The king ascended to the throne after the still unexplained death of his older brother, Ananda Mahidol. His brother, also known as King Rama VIII of Siam, was found shot dead in his bedroom in the Boromphiman throne hall in the Grand Palace. Bhumibol later said “it was proved that it was not an accident or a suicide”.
Bhumibol postponed his coronation until 1950 to finish his studies in Switzerland.
Many of his subjects regarded the king as close to divine. His image is displayed in shops, restaurants and homes across the country. The royal anthem is played in cinemas before films are shown and people are expected to stand. The anthem is also frequently broadcast in parks and on the metro, causing a temporary standstill.

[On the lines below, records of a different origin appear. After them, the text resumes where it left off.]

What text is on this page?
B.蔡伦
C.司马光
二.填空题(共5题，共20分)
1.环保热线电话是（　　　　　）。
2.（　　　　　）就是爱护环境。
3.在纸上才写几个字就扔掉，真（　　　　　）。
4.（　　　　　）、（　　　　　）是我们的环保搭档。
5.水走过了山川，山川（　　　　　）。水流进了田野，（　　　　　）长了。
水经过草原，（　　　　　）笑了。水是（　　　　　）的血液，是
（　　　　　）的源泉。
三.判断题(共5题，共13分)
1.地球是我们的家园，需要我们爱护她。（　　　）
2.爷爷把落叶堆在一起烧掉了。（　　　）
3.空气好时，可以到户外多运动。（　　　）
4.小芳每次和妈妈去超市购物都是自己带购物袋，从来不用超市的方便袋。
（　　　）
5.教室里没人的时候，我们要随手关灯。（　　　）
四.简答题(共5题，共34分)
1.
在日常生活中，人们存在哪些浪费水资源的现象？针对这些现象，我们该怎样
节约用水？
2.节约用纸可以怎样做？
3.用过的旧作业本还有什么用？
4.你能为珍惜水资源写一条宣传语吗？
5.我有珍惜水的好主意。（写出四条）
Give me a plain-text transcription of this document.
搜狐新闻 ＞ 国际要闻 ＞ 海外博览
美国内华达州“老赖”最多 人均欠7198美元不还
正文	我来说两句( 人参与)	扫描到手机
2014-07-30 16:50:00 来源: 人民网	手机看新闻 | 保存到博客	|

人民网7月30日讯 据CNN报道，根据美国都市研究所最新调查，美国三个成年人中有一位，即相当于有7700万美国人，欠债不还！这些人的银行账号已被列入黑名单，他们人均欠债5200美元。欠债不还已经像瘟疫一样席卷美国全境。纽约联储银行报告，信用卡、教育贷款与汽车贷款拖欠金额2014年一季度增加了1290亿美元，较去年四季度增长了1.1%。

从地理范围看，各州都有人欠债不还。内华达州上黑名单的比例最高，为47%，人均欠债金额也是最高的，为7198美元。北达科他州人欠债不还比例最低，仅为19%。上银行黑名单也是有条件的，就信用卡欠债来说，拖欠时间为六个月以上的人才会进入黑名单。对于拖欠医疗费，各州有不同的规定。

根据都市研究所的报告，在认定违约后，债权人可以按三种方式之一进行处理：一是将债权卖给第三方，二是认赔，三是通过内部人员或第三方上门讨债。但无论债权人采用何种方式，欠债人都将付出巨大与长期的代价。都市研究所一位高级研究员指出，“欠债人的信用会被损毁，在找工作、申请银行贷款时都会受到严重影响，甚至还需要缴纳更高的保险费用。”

The king played the saxophone and loved jazz. He was rarely seen in pictures without a camera around his neck and was a fan of black and white photography, which many suggested stemmed from his preference for simplicity in life.
On Thursday the Bangkok Post’s website was black and white in mourning, as world leaders offered condolences.
“Bhumibol was a towering presence whose contribution to Thailand, and the rest of the region, is beyond words,” said Najib Razak, the prime minister of Thailand’s southern neighbour Malaysia. “We join the Thai people in mourning his loss.”
In a statement from the White House, Barack Obama said the king was a tireless champion of his country’s development, who “demonstrated unflagging devotion to improving the standard of living of the Thai people”.
The UN secretary general, Ban Ki-moon, said Bhumibol was highly respected internationally. “The secretary general expresses his hope that Thailand will continue to honour King Bhumibol’s legacy of commitment to universal values and respect for human rights,” a statement from Ban’s office said.
Bhumibol’s body will be taken from hospital to the palace on Friday afternoon, officials said.
Traffic in the modernised areas of the Thai capital remained heavy and people walked the streets as normal on Thursday. Most signals that the country had lost its most beloved figure were subtle: restaurants were emptier than usual, some advertising billboards had been turned off, and fewer street stalls had opened.
On Khao San Road, a backpackers’ hotspot in the capital, the pavement was full of people selling massages, fake DVDs and bottles of cheap spirits. Tourists in flip-flops were drinking beers in bars, but the usually constant blaring music was absent. Asked if the sound systems had been turned off out of respect for the king, a waitress responded by crying and nodding.